A Java step dies with exit code 137 and often just Killed, with no Java stack trace - SIGKILL cannot be caught. It happens even when -Xmx seems modest, because non-heap memory also counts toward the container limit.

CI log
Killed
Error: Process completed with exit code 137.

Common causes

Total RSS exceeded the container/runner limit

The JVM’s real memory is heap PLUS Metaspace, thread stacks, code cache, and direct/off-heap buffers. A heap that fits can still push total RSS over the container cap and get OOM-killed.
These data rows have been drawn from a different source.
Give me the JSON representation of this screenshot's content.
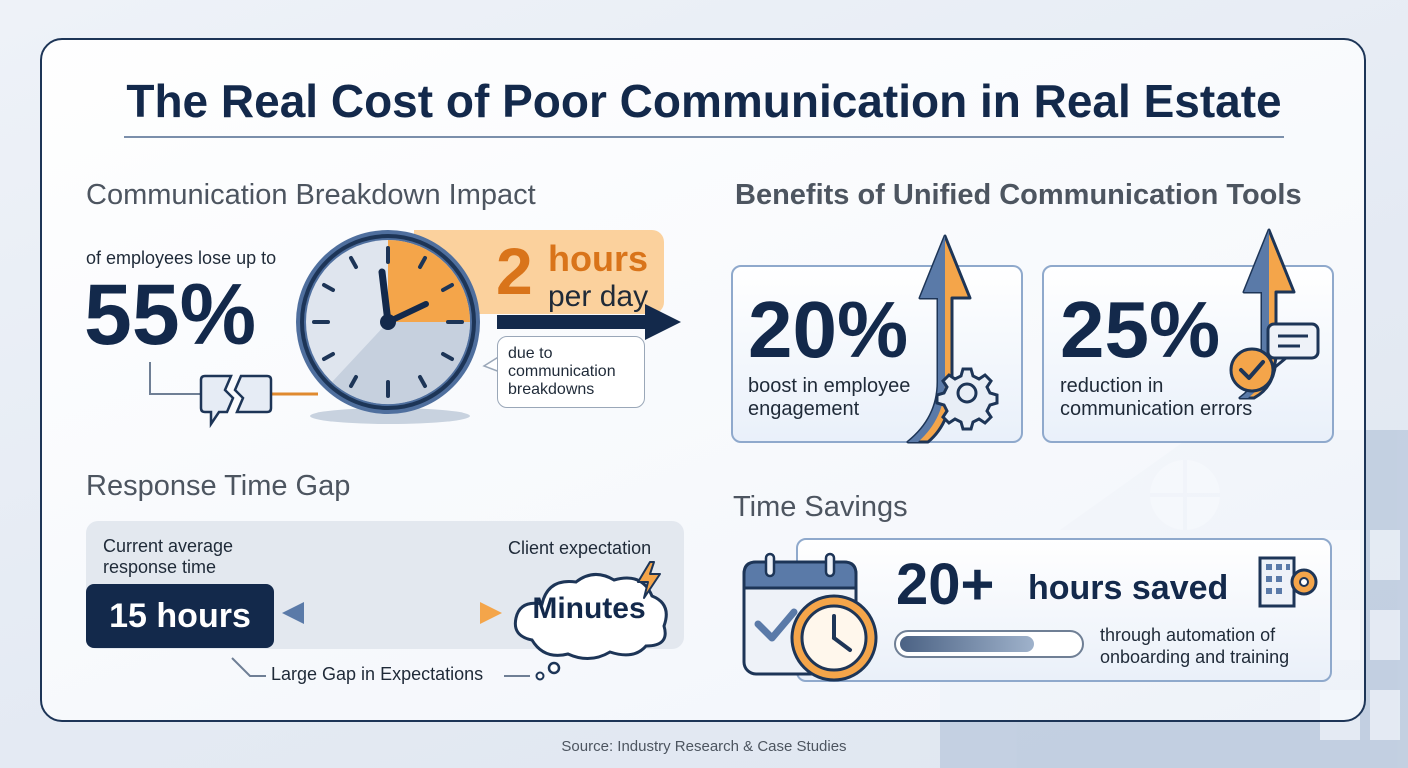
{
  "title": "The Real Cost of Poor Communication in Real Estate",
  "breakdown": {
    "heading": "Communication Breakdown Impact",
    "lose_text": "of employees lose up to",
    "percent": "55%",
    "hours_number": "2",
    "hours_word": "hours",
    "per_day": "per day",
    "due_to": "due to communication breakdowns"
  },
  "benefits": {
    "heading": "Benefits of Unified Communication Tools",
    "cards": [
      {
        "value": "20%",
        "label": "boost in employee engagement"
      },
      {
        "value": "25%",
        "label": "reduction in communication errors"
      }
    ]
  },
  "response": {
    "heading": "Response Time Gap",
    "current_label": "Current average response time",
    "current_value": "15 hours",
    "client_label": "Client expectation",
    "client_value": "Minutes",
    "gap_label": "Large Gap in Expectations"
  },
  "savings": {
    "heading": "Time Savings",
    "value": "20+",
    "unit": "hours saved",
    "label": "through automation of onboarding and training",
    "progress_fraction": 0.75
  },
  "source": "Source: Industry Research & Case Studies",
  "colors": {
    "navy": "#13294b",
    "orange": "#f4a54a",
    "dark_orange": "#d9741a",
    "steel_blue": "#5a7aa8",
    "light_orange": "#fbd19d"
  },
  "icons": [
    "clock-icon",
    "broken-speech-bubble-icon",
    "arrow-up-icon",
    "gear-icon",
    "chat-bubble-icon",
    "checkmark-icon",
    "calendar-icon",
    "building-icon",
    "lightning-icon",
    "thought-cloud-icon",
    "house-icon"
  ]
}
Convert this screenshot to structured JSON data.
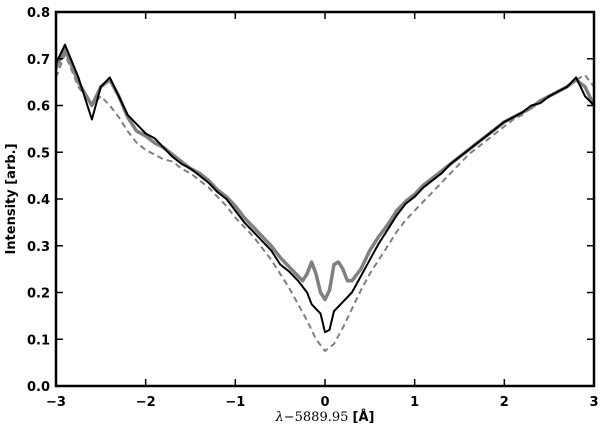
{
  "chart_data": {
    "type": "line",
    "xlabel_parts": [
      "λ",
      "−5889.95 ",
      "[Å]"
    ],
    "ylabel": "Intensity [arb.]",
    "xlim": [
      -3,
      3
    ],
    "ylim": [
      0,
      0.8
    ],
    "x_ticks": [
      -3,
      -2,
      -1,
      0,
      1,
      2,
      3
    ],
    "x_tick_labels": [
      "−3",
      "−2",
      "−1",
      "0",
      "1",
      "2",
      "3"
    ],
    "y_ticks": [
      0.0,
      0.1,
      0.2,
      0.3,
      0.4,
      0.5,
      0.6,
      0.7,
      0.8
    ],
    "y_tick_labels": [
      "0.0",
      "0.1",
      "0.2",
      "0.3",
      "0.4",
      "0.5",
      "0.6",
      "0.7",
      "0.8"
    ],
    "grid": false,
    "legend": "none",
    "series": [
      {
        "style": "dashed-gray",
        "color": "#7f7f7f",
        "x": [
          -3.0,
          -2.9,
          -2.75,
          -2.6,
          -2.5,
          -2.4,
          -2.3,
          -2.2,
          -2.1,
          -2.0,
          -1.9,
          -1.8,
          -1.7,
          -1.6,
          -1.5,
          -1.4,
          -1.3,
          -1.2,
          -1.1,
          -1.0,
          -0.9,
          -0.8,
          -0.7,
          -0.6,
          -0.5,
          -0.4,
          -0.3,
          -0.2,
          -0.1,
          0.0,
          0.1,
          0.2,
          0.3,
          0.4,
          0.5,
          0.6,
          0.7,
          0.8,
          0.9,
          1.0,
          1.1,
          1.2,
          1.3,
          1.4,
          1.5,
          1.6,
          1.7,
          1.8,
          1.9,
          2.0,
          2.1,
          2.2,
          2.3,
          2.4,
          2.5,
          2.6,
          2.7,
          2.8,
          2.9,
          3.0
        ],
        "y": [
          0.66,
          0.71,
          0.64,
          0.6,
          0.62,
          0.6,
          0.575,
          0.545,
          0.52,
          0.505,
          0.495,
          0.485,
          0.48,
          0.465,
          0.455,
          0.44,
          0.425,
          0.405,
          0.385,
          0.36,
          0.34,
          0.32,
          0.295,
          0.27,
          0.24,
          0.21,
          0.175,
          0.14,
          0.1,
          0.075,
          0.09,
          0.125,
          0.165,
          0.205,
          0.24,
          0.27,
          0.3,
          0.33,
          0.355,
          0.375,
          0.395,
          0.415,
          0.435,
          0.455,
          0.475,
          0.495,
          0.51,
          0.525,
          0.54,
          0.555,
          0.57,
          0.58,
          0.595,
          0.61,
          0.62,
          0.63,
          0.64,
          0.655,
          0.665,
          0.64
        ]
      },
      {
        "style": "thick-gray",
        "color": "#808080",
        "x": [
          -3.0,
          -2.9,
          -2.75,
          -2.6,
          -2.5,
          -2.4,
          -2.3,
          -2.2,
          -2.1,
          -2.0,
          -1.9,
          -1.8,
          -1.7,
          -1.6,
          -1.5,
          -1.4,
          -1.3,
          -1.2,
          -1.1,
          -1.0,
          -0.9,
          -0.8,
          -0.7,
          -0.6,
          -0.5,
          -0.4,
          -0.3,
          -0.25,
          -0.2,
          -0.15,
          -0.1,
          -0.05,
          0.0,
          0.05,
          0.1,
          0.15,
          0.2,
          0.25,
          0.3,
          0.4,
          0.5,
          0.6,
          0.7,
          0.8,
          0.9,
          1.0,
          1.1,
          1.2,
          1.3,
          1.4,
          1.5,
          1.6,
          1.7,
          1.8,
          1.9,
          2.0,
          2.1,
          2.2,
          2.3,
          2.4,
          2.5,
          2.6,
          2.7,
          2.8,
          2.9,
          3.0
        ],
        "y": [
          0.68,
          0.72,
          0.65,
          0.6,
          0.64,
          0.655,
          0.62,
          0.575,
          0.545,
          0.535,
          0.52,
          0.51,
          0.495,
          0.48,
          0.465,
          0.455,
          0.44,
          0.42,
          0.405,
          0.385,
          0.36,
          0.34,
          0.32,
          0.3,
          0.275,
          0.255,
          0.235,
          0.225,
          0.24,
          0.265,
          0.24,
          0.2,
          0.185,
          0.205,
          0.26,
          0.265,
          0.25,
          0.225,
          0.225,
          0.25,
          0.29,
          0.32,
          0.345,
          0.375,
          0.395,
          0.41,
          0.43,
          0.445,
          0.46,
          0.475,
          0.49,
          0.505,
          0.52,
          0.535,
          0.55,
          0.565,
          0.575,
          0.585,
          0.595,
          0.61,
          0.62,
          0.63,
          0.64,
          0.655,
          0.64,
          0.6
        ]
      },
      {
        "style": "solid-black",
        "color": "#000000",
        "x": [
          -3.0,
          -2.9,
          -2.75,
          -2.6,
          -2.5,
          -2.4,
          -2.3,
          -2.2,
          -2.1,
          -2.0,
          -1.9,
          -1.8,
          -1.7,
          -1.6,
          -1.5,
          -1.4,
          -1.3,
          -1.2,
          -1.1,
          -1.0,
          -0.9,
          -0.8,
          -0.7,
          -0.6,
          -0.5,
          -0.4,
          -0.3,
          -0.2,
          -0.15,
          -0.1,
          -0.05,
          0.0,
          0.05,
          0.1,
          0.2,
          0.3,
          0.4,
          0.5,
          0.6,
          0.7,
          0.8,
          0.9,
          1.0,
          1.1,
          1.2,
          1.3,
          1.4,
          1.5,
          1.6,
          1.7,
          1.8,
          1.9,
          2.0,
          2.1,
          2.2,
          2.3,
          2.4,
          2.5,
          2.6,
          2.7,
          2.8,
          2.9,
          3.0
        ],
        "y": [
          0.69,
          0.73,
          0.66,
          0.57,
          0.64,
          0.66,
          0.62,
          0.58,
          0.56,
          0.54,
          0.53,
          0.51,
          0.49,
          0.475,
          0.465,
          0.45,
          0.435,
          0.415,
          0.4,
          0.375,
          0.35,
          0.33,
          0.31,
          0.29,
          0.26,
          0.245,
          0.225,
          0.2,
          0.175,
          0.165,
          0.155,
          0.115,
          0.12,
          0.16,
          0.18,
          0.2,
          0.235,
          0.27,
          0.305,
          0.335,
          0.365,
          0.39,
          0.405,
          0.425,
          0.44,
          0.455,
          0.475,
          0.49,
          0.505,
          0.52,
          0.535,
          0.55,
          0.565,
          0.575,
          0.585,
          0.6,
          0.605,
          0.62,
          0.63,
          0.64,
          0.66,
          0.62,
          0.6
        ]
      }
    ]
  }
}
Heap not aware of the container limit

On an old JVM, or with a fixed -Xmx larger than the container, the JVM grabs more than the cgroup allows and the kernel kills it.

How to fix it

Cap heap below the container limit

Leave headroom for non-heap memory. A common rule is heap <= ~75% of the container limit.

Terminal
# explicit cap
java -Xmx1500m -jar app.jar   # in a 2 GB container
# or let the JVM read the cgroup limit
java -XX:MaxRAMPercentage=75 -jar app.jar

Account for all memory regions

  1. Add headroom for Metaspace, thread stacks, and direct buffers beyond -Xmx.
  2. Reduce concurrent JVMs (test forks, Gradle workers) so they do not sum past the limit.
  3. Use a larger runner/container for genuinely memory-heavy builds.

How to prevent it

  • Size heap to a percentage of the container limit with -XX:MaxRAMPercentage.
  • Account for non-heap memory when sizing, not just -Xmx.
  • Right-size the runner for memory-heavy Java builds.

Frequently asked questions

Why no OutOfMemoryError, just "Killed"?
An OutOfMemoryError is thrown by the JVM when its own heap is exhausted. Exit 137 is the OS killing the whole process via SIGKILL because total memory exceeded the container limit - the JVM never gets to throw anything.